Globally Optimal and Robust k-means Clustering via Convex Optimization

Wednesday, January 27, 2016 - 3:15pm - 4:05pm
Keller 3-180
Rachel Ward (The University of Texas at Austin)
The k-means clustering objective is known to be hard to minimize in general, requiring an exhaustive search over all possible partitions of a given set of data into k clusters. At the same time, fast alternating minimization algorithms act as effective surrogates for the k-means optimization problem in practice, despite only being guaranteed in general to converge to local minimizers. As a compromise between accuracy and speed, we consider a semidefinite programming relaxation of the k-means optimization problem, followed by rounding if necessary.

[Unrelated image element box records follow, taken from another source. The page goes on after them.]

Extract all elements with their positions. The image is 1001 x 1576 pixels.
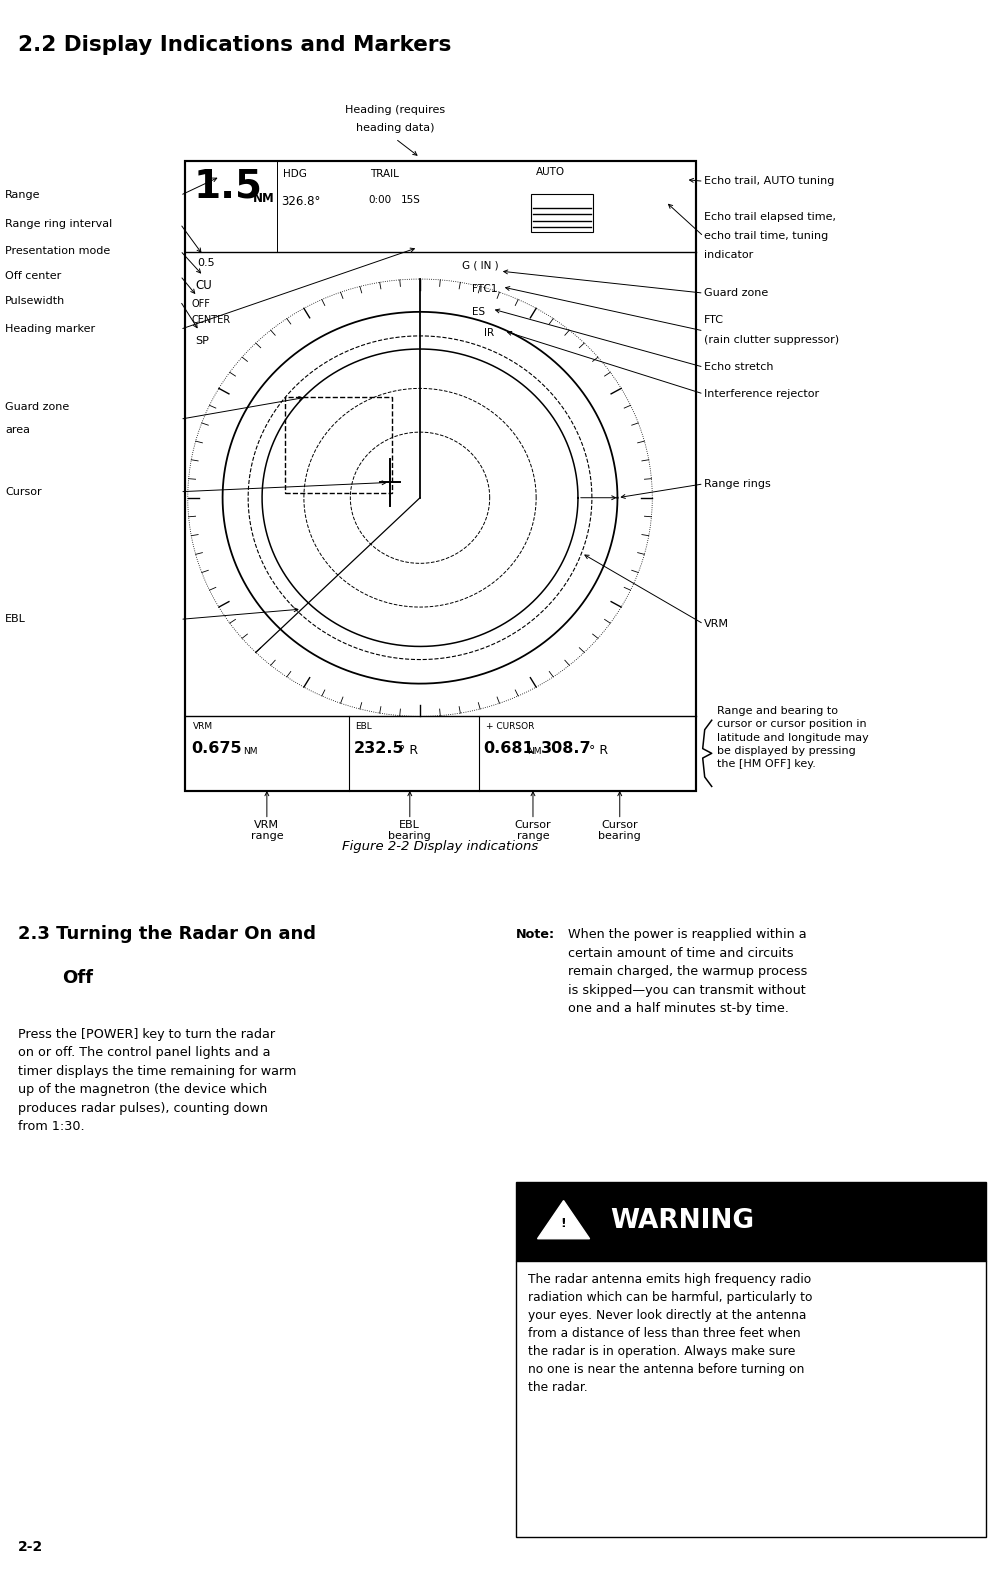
Text: Interference rejector: Interference rejector <box>704 389 819 399</box>
Text: Note:: Note: <box>516 928 555 941</box>
Text: ° R: ° R <box>589 744 608 756</box>
Text: The radar antenna emits high frequency radio
radiation which can be harmful, par: The radar antenna emits high frequency r… <box>528 1273 812 1395</box>
Text: Range ring interval: Range ring interval <box>5 219 112 229</box>
Text: 1.5: 1.5 <box>193 167 262 205</box>
Text: (rain clutter suppressor): (rain clutter suppressor) <box>704 336 839 345</box>
Text: 232.5: 232.5 <box>353 741 404 756</box>
Text: Range and bearing to
cursor or cursor position in
latitude and longitude may
be : Range and bearing to cursor or cursor po… <box>717 706 869 769</box>
Text: Off: Off <box>62 969 93 987</box>
Text: Presentation mode: Presentation mode <box>5 246 110 255</box>
Text: 326.8°: 326.8° <box>281 195 320 208</box>
Text: HDG: HDG <box>283 169 307 178</box>
Text: Cursor: Cursor <box>5 487 42 496</box>
Text: 0.675: 0.675 <box>191 741 242 756</box>
Text: 0.5: 0.5 <box>197 258 215 268</box>
Text: G ( IN ): G ( IN ) <box>461 260 498 269</box>
Text: Heading marker: Heading marker <box>5 325 95 334</box>
Text: CENTER: CENTER <box>191 315 230 325</box>
Text: 2-2: 2-2 <box>18 1540 43 1554</box>
Text: When the power is reapplied within a
certain amount of time and circuits
remain : When the power is reapplied within a cer… <box>568 928 807 1015</box>
Text: Echo trail elapsed time,: Echo trail elapsed time, <box>704 213 836 222</box>
Text: Cursor
range: Cursor range <box>515 820 552 842</box>
Text: FTC: FTC <box>704 315 724 325</box>
Text: 0.681: 0.681 <box>483 741 535 756</box>
Text: OFF: OFF <box>191 299 210 309</box>
Text: Echo stretch: Echo stretch <box>704 362 773 372</box>
Text: heading data): heading data) <box>356 123 434 132</box>
Text: EBL: EBL <box>355 722 372 731</box>
Text: VRM: VRM <box>193 722 213 731</box>
Text: NM: NM <box>253 192 275 205</box>
Bar <box>185 161 696 791</box>
Text: Press the [POWER] key to turn the radar
on or off. The control panel lights and : Press the [POWER] key to turn the radar … <box>18 1028 296 1133</box>
Text: TRAIL: TRAIL <box>370 169 399 178</box>
Text: Cursor
bearing: Cursor bearing <box>599 820 641 842</box>
Text: CU: CU <box>195 279 212 292</box>
Text: Range: Range <box>5 191 40 200</box>
Text: FTC1: FTC1 <box>471 284 497 293</box>
Text: 0:00: 0:00 <box>368 195 391 205</box>
Text: 2.2 Display Indications and Markers: 2.2 Display Indications and Markers <box>18 35 451 55</box>
Text: 2.3 Turning the Radar On and: 2.3 Turning the Radar On and <box>18 925 316 942</box>
Text: VRM: VRM <box>704 619 729 629</box>
Text: IR: IR <box>483 328 493 337</box>
Text: SP: SP <box>195 336 209 345</box>
Text: EBL: EBL <box>5 615 26 624</box>
Text: 308.7: 308.7 <box>541 741 592 756</box>
Text: Echo trail, AUTO tuning: Echo trail, AUTO tuning <box>704 177 834 186</box>
Text: WARNING: WARNING <box>611 1209 755 1234</box>
Text: ° R: ° R <box>398 744 417 756</box>
Text: Figure 2-2 Display indications: Figure 2-2 Display indications <box>342 840 539 853</box>
Text: !: ! <box>561 1217 567 1229</box>
Text: area: area <box>5 426 30 435</box>
Text: Pulsewidth: Pulsewidth <box>5 296 65 306</box>
Text: Guard zone: Guard zone <box>704 288 768 298</box>
Text: 15S: 15S <box>400 195 420 205</box>
Text: EBL
bearing: EBL bearing <box>388 820 431 842</box>
Polygon shape <box>538 1201 590 1239</box>
Text: Heading (requires: Heading (requires <box>345 106 445 115</box>
Text: NM: NM <box>527 747 542 756</box>
Text: NM: NM <box>243 747 257 756</box>
Text: VRM
range: VRM range <box>250 820 283 842</box>
Text: indicator: indicator <box>704 251 753 260</box>
Text: Off center: Off center <box>5 271 61 281</box>
Text: + CURSOR: + CURSOR <box>485 722 535 731</box>
Text: echo trail time, tuning: echo trail time, tuning <box>704 232 828 241</box>
Text: ES: ES <box>471 307 484 317</box>
Bar <box>531 194 593 232</box>
Text: Range rings: Range rings <box>704 479 771 489</box>
Text: Guard zone: Guard zone <box>5 402 69 411</box>
Bar <box>516 1261 986 1537</box>
Bar <box>185 161 696 791</box>
Text: AUTO: AUTO <box>536 167 565 177</box>
Bar <box>516 1182 986 1261</box>
Bar <box>285 397 392 493</box>
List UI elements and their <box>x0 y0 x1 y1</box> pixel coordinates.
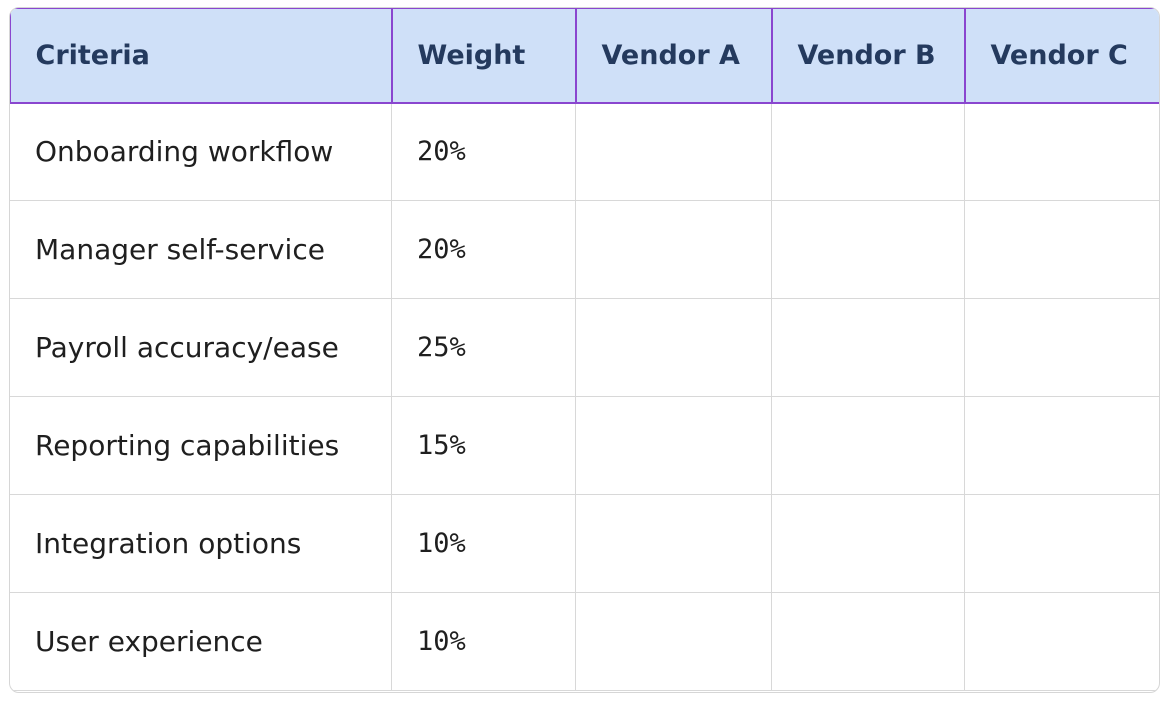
criteria-cell: Manager self-service <box>10 200 392 299</box>
table-container: Criteria Weight Vendor A Vendor B Vendor C O… <box>9 7 1160 693</box>
empty-cell <box>771 200 965 299</box>
empty-cell <box>771 298 965 397</box>
empty-cell <box>964 102 1159 201</box>
empty-cell <box>575 298 772 397</box>
empty-cell <box>771 396 965 495</box>
empty-cell <box>964 396 1159 495</box>
table-row: Manager self-service 20% <box>10 200 1159 299</box>
weight-cell: 20% <box>391 200 576 299</box>
header-cell: Vendor C <box>963 8 1159 104</box>
empty-cell <box>575 592 772 691</box>
weight-cell: 10% <box>391 592 576 691</box>
weight-cell: 25% <box>391 298 576 397</box>
empty-cell <box>964 592 1159 691</box>
empty-cell <box>575 396 772 495</box>
weight-cell: 15% <box>391 396 576 495</box>
criteria-cell: Onboarding workflow <box>10 102 392 201</box>
empty-cell <box>771 592 965 691</box>
header-cell: Vendor A <box>574 8 773 104</box>
header-row: Criteria Weight Vendor A Vendor B Vendor C <box>10 8 1159 104</box>
table-body: Onboarding workflow 20% Manager self-servi… <box>10 102 1159 691</box>
header-cell: Criteria <box>10 8 393 104</box>
header-cell: Weight <box>390 8 577 104</box>
empty-cell <box>964 494 1159 593</box>
empty-cell <box>575 102 772 201</box>
criteria-cell: Integration options <box>10 494 392 593</box>
weight-cell: 20% <box>391 102 576 201</box>
table-row: Onboarding workflow 20% <box>10 102 1159 201</box>
header-cell: Vendor B <box>770 8 966 104</box>
criteria-cell: Payroll accuracy/ease <box>10 298 392 397</box>
empty-cell <box>964 200 1159 299</box>
empty-cell <box>771 494 965 593</box>
table-row: Reporting capabilities 15% <box>10 396 1159 495</box>
comparison-table: Criteria Weight Vendor A Vendor B Vendor C O… <box>10 8 1159 691</box>
criteria-cell: User experience <box>10 592 392 691</box>
weight-cell: 10% <box>391 494 576 593</box>
criteria-cell: Reporting capabilities <box>10 396 392 495</box>
empty-cell <box>575 200 772 299</box>
table-row: User experience 10% <box>10 592 1159 691</box>
table-row: Payroll accuracy/ease 25% <box>10 298 1159 397</box>
table-row: Integration options 10% <box>10 494 1159 593</box>
empty-cell <box>771 102 965 201</box>
empty-cell <box>964 298 1159 397</box>
empty-cell <box>575 494 772 593</box>
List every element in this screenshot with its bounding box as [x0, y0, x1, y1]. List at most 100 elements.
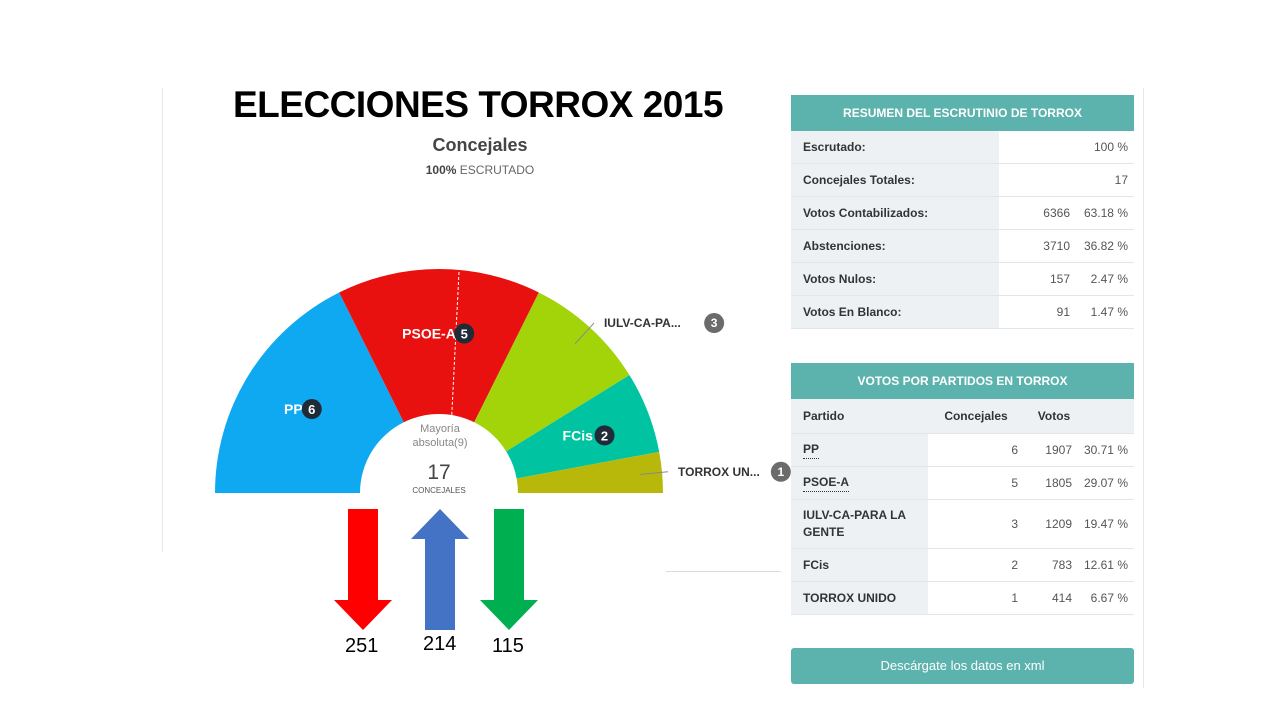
summary-row: Votos En Blanco: 91 1.47 %	[791, 296, 1134, 329]
summary-values: 17	[999, 164, 1134, 196]
party-percent: 19.47 %	[1083, 517, 1128, 531]
chart-title: Concejales	[432, 135, 528, 155]
summary-row: Escrutado: 100 %	[791, 131, 1134, 164]
slide-title: ELECCIONES TORROX 2015	[233, 84, 724, 125]
summary-row: Votos Contabilizados: 6366 63.18 %	[791, 197, 1134, 230]
party-name[interactable]: PP	[791, 434, 928, 466]
frame-bottom-line	[666, 571, 781, 572]
party-votes: 783	[1051, 558, 1072, 572]
parties-header: VOTOS POR PARTIDOS EN TORROX	[791, 363, 1134, 399]
majority-line	[450, 271, 460, 431]
party-label: TORROX UN...	[678, 465, 760, 479]
arrow-value: 251	[345, 635, 379, 657]
summary-label: Escrutado:	[791, 131, 999, 163]
party-name: IULV-CA-PARA LA GENTE	[791, 500, 928, 548]
summary-row: Concejales Totales: 17	[791, 164, 1134, 197]
summary-percent: 2.47 %	[1090, 272, 1128, 286]
majority-label-1: Mayoría	[420, 423, 461, 435]
label-psoe-a: PSOE-A 5	[402, 323, 475, 344]
seat-badge	[454, 323, 475, 344]
summary-row: Votos Nulos: 157 2.47 %	[791, 263, 1134, 296]
party-row: IULV-CA-PARA LA GENTE 3 1209 19.47 %	[791, 500, 1134, 549]
label-iulv-ca-para-la-gente: IULV-CA-PA... 3	[574, 313, 725, 345]
col-votos: Votos	[1037, 409, 1071, 423]
seat-count: 3	[711, 316, 718, 330]
party-votes: 414	[1051, 591, 1072, 605]
col-partido: Partido	[803, 409, 845, 423]
summary-label: Abstenciones:	[791, 230, 999, 262]
label-torrox-unido: TORROX UN... 1	[640, 461, 791, 482]
summary-percent: 1.47 %	[1090, 305, 1128, 319]
summary-values: 91 1.47 %	[999, 296, 1134, 328]
slice-torrox-unido	[516, 451, 663, 493]
summary-percent: 36.82 %	[1083, 239, 1128, 253]
slice-fcis	[506, 375, 660, 479]
party-name[interactable]: PSOE-A	[791, 467, 928, 499]
party-row: TORROX UNIDO 1 414 6.67 %	[791, 582, 1134, 615]
party-row: PSOE-A 5 1805 29.07 %	[791, 467, 1134, 500]
summary-label: Concejales Totales:	[791, 164, 999, 196]
frame-right-line	[1143, 88, 1144, 688]
scrutiny-text: ESCRUTADO	[459, 163, 535, 177]
summary-label: Votos Contabilizados:	[791, 197, 999, 229]
summary-label: Votos Nulos:	[791, 263, 999, 295]
party-label: IULV-CA-PA...	[604, 316, 681, 330]
seat-badge	[594, 425, 615, 446]
summary-row: Abstenciones: 3710 36.82 %	[791, 230, 1134, 263]
summary-percent: 17	[1114, 173, 1128, 187]
summary-values: 100 %	[999, 131, 1134, 163]
summary-values: 3710 36.82 %	[999, 230, 1134, 262]
party-votes: 1209	[1045, 517, 1072, 531]
arrow-down	[334, 509, 392, 630]
party-label: PP	[284, 401, 303, 417]
scrutiny-percent: 100%	[425, 163, 457, 177]
party-seats: 3	[1011, 517, 1018, 531]
frame-left-line	[162, 88, 163, 552]
party-percent: 29.07 %	[1083, 476, 1128, 490]
arrow-value: 214	[423, 633, 457, 655]
label-fcis: FCis 2	[563, 425, 615, 446]
party-label: FCis	[563, 427, 594, 443]
party-votes: 1907	[1045, 443, 1072, 457]
total-seats-caption: CONCEJALES	[412, 486, 465, 495]
party-name: TORROX UNIDO	[791, 582, 928, 614]
party-seats: 5	[1011, 476, 1018, 490]
summary-count: 6366	[1043, 206, 1070, 220]
arrow-value: 115	[492, 635, 524, 657]
arrow-up	[411, 509, 469, 630]
seat-badge	[704, 313, 725, 334]
party-label: PSOE-A	[402, 326, 456, 342]
party-row: PP 6 1907 30.71 %	[791, 434, 1134, 467]
seat-count: 6	[308, 402, 315, 417]
arrow-down	[480, 509, 538, 630]
summary-panel: RESUMEN DEL ESCRUTINIO DE TORROX Escruta…	[791, 95, 1134, 329]
col-concejales: Concejales	[944, 409, 1008, 423]
summary-label: Votos En Blanco:	[791, 296, 999, 328]
summary-percent: 100 %	[1093, 140, 1128, 154]
parties-column-headers: Partido Concejales Votos	[791, 399, 1134, 434]
party-percent: 6.67 %	[1090, 591, 1128, 605]
total-seats-value: 17	[427, 461, 450, 484]
slice-pp	[215, 292, 404, 493]
party-votes: 1805	[1045, 476, 1072, 490]
seat-count: 2	[601, 428, 608, 443]
download-xml-button[interactable]: Descárgate los datos en xml	[791, 648, 1134, 684]
slice-psoe-a	[339, 268, 539, 423]
party-percent: 30.71 %	[1083, 443, 1128, 457]
majority-label-2: absoluta(9)	[412, 437, 467, 449]
leader-line	[640, 471, 669, 475]
summary-percent: 63.18 %	[1083, 206, 1128, 220]
leader-line	[574, 322, 595, 345]
seat-count: 1	[777, 465, 784, 479]
party-percent: 12.61 %	[1083, 558, 1128, 572]
seat-badge	[301, 399, 322, 420]
slice-iulv-ca-para-la-gente	[474, 292, 630, 452]
chart-subtitle: 100% ESCRUTADO	[380, 163, 580, 177]
summary-values: 157 2.47 %	[999, 263, 1134, 295]
seat-badge	[770, 461, 791, 482]
summary-count: 3710	[1043, 239, 1070, 253]
summary-count: 91	[1056, 305, 1070, 319]
party-seats: 1	[1011, 591, 1018, 605]
summary-values: 6366 63.18 %	[999, 197, 1134, 229]
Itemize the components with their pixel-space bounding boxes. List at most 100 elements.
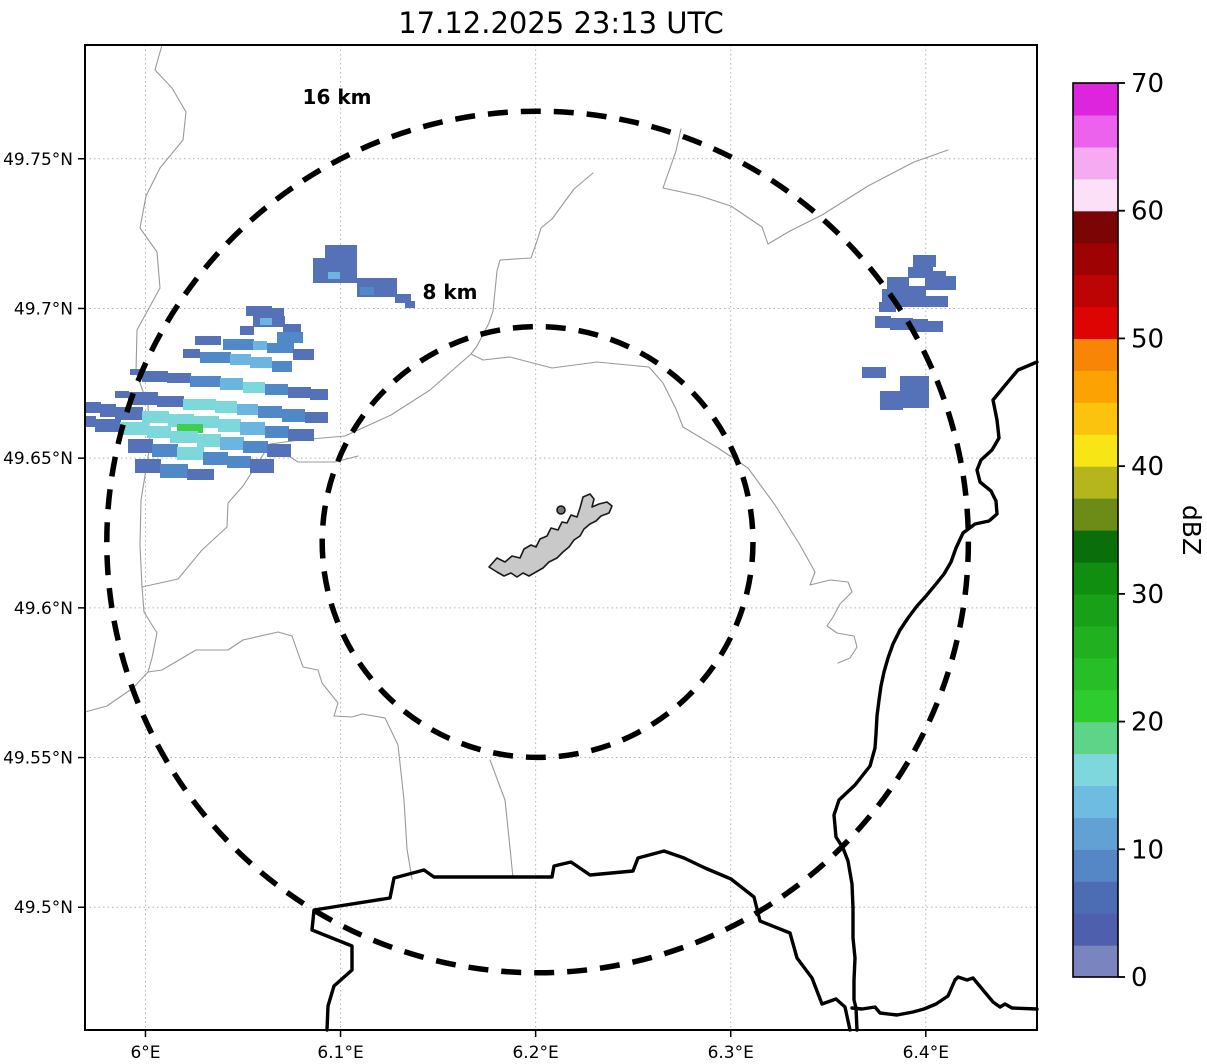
- range-ring-16km: [104, 108, 972, 976]
- colorbar-segment: [1073, 721, 1118, 755]
- radar-echo-bin: [925, 276, 956, 290]
- x-tick-label: 6°E: [130, 1043, 160, 1063]
- radar-echo-bin: [900, 376, 929, 408]
- radar-echo-bin: [253, 341, 267, 350]
- colorbar-segment: [1073, 753, 1118, 787]
- radar-echo-bin: [898, 286, 926, 307]
- y-tick-label: 49.75°N: [3, 150, 73, 170]
- radar-echo-bin: [168, 414, 194, 427]
- radar-echo-bin: [170, 431, 198, 443]
- radar-echo-bin: [313, 258, 357, 283]
- radar-echo-bin: [250, 357, 272, 368]
- radar-echo-bin: [265, 384, 288, 395]
- plot-title: 17.12.2025 23:13 UTC: [398, 6, 724, 40]
- radar-echo-bin: [230, 354, 251, 365]
- admin-boundary-line: [147, 631, 413, 880]
- radar-echo-bin: [135, 459, 161, 473]
- radar-echo-bin: [272, 361, 292, 372]
- x-tick-label: 6.2°E: [512, 1043, 558, 1063]
- radar-echo-bin: [243, 382, 265, 393]
- colorbar-tick-label: 0: [1131, 963, 1148, 993]
- colorbar-segment: [1073, 689, 1118, 723]
- radar-echo-bin: [240, 422, 265, 435]
- radar-echo-bin: [277, 332, 303, 343]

We first consider the case of points drawn randomly from k isotropic separated distributions, and show the SDP recovers the globally optimal k-means clustering at near-minimal ball separation. We then show robustness: we consider the case where points are drawn from a Gaussian mixture model, and show that that the SDP recovers the k planted means up to the error of the globally-optimal k-means centers. We conclude by discussing the role of convex optimization in geometric clustering problems more generally.

This talk is based on joint with with Pranjal Awasthi, Afonso Bandeira, Moses Charikar, Ravi Krishnaswami, Dustin Mixon, and Soledad Villar.